Perkeep is designed as a backup system, though with a few tweaks, I'm reasonably confident it can be adapted into a FUSE-compilant filesystem with some significant advantages (in some areas) over more traditional filesystems. Specifically, since blobs are never deleted, and file operations are modelled as a sequence of time series mutations to objects, it's possible to "time travel" (aka scrub forward and backward in time) through all versions of your files and directory layout.

The most important contribution Perkeep made was, in my opinion, permanodes. They're simply a blob that contains a random string of data:

    "random": "dsfj39resf239fj230f23fsdf439058",

Note: Many fields have been emitted for clarity.

Conceptually, you can imagine a permanode as an object; some "thing" that can be mutated and changed, but exists in some space.
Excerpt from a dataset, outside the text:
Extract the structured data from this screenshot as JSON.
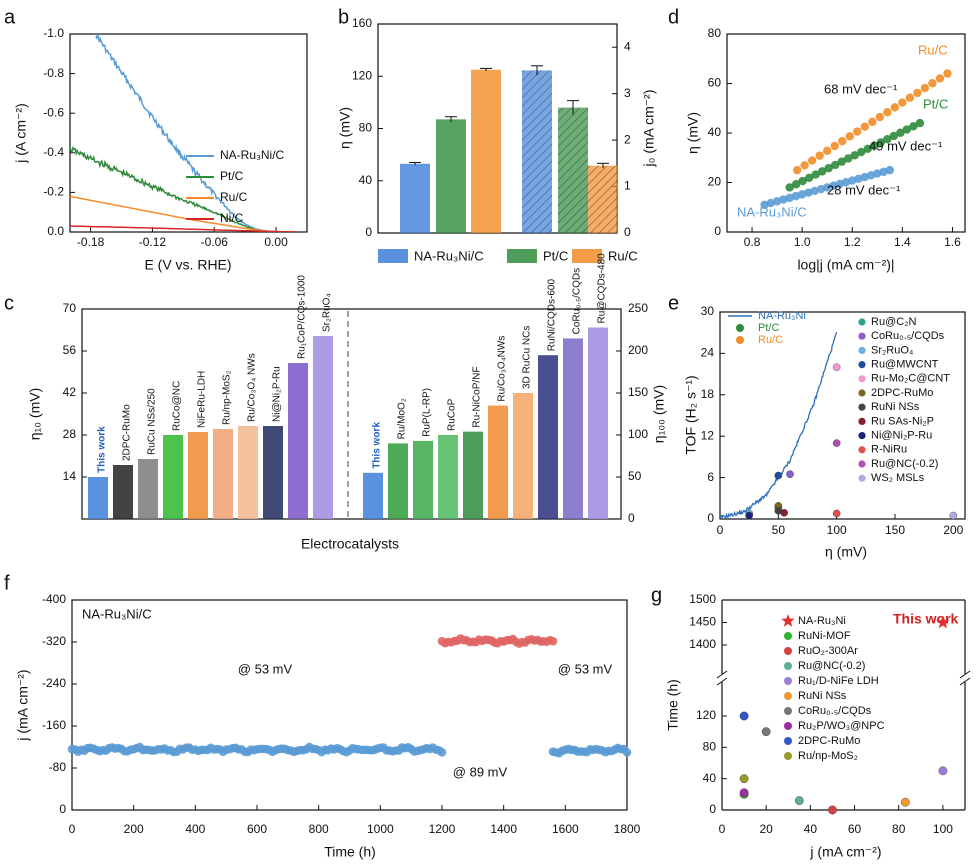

Mutations to permanodes take the form of claims, i.e. a set of attribute changes applied to a given permanode, at a given time:

    "mutations": [
            "permanode": "sha256-xxx",
            "action": "set",
            "attribute": "foo",
            "value": "bar"
    "timestamp": "2023-12-13T17:03:43.741977533Z"

Again, I've removed a few extra fields to help the reader focus on the important part. The permanode field inside the mutation specifies which permanode (by ref, aka file name) this mutation touches, and the rest of the fields define some change in the permanode's attributes.

If we consider a single file as a unique permanode, then claims are operations done on that file (aka changing its contents, renaming it, etc). If we're clever about how we model these changes, we can implement all of the core filesystem operations, while preserving the all-important time-travel property we're after.


Thanks for reading. As mentioned above, going to make more of an effort to keep these semi-regular, though certainly am not making any promises as I'd rather release longer, higher-quality devlogs than more frequent, lower quality ones. I've had a ton of fun these last few weeks, and I'm looking forward to finishing the core filesystem implementation shortly and moving on to indexing (i.e. full text + semantic).

On more of a personal note, I'll also be starting to figure out some job-stuff in the next few weeks. In the long run, making Lovely sustainable would be a dream come true. However, in the meantime, there's a few companies that I've been itching to talk with / consider joining, so will be pursuing those for the next little bit.

45 files changed, 15506 insertions(+), 986 deletions(-)


  1. With the exception of the Zig standard library, which is in fact, lovely.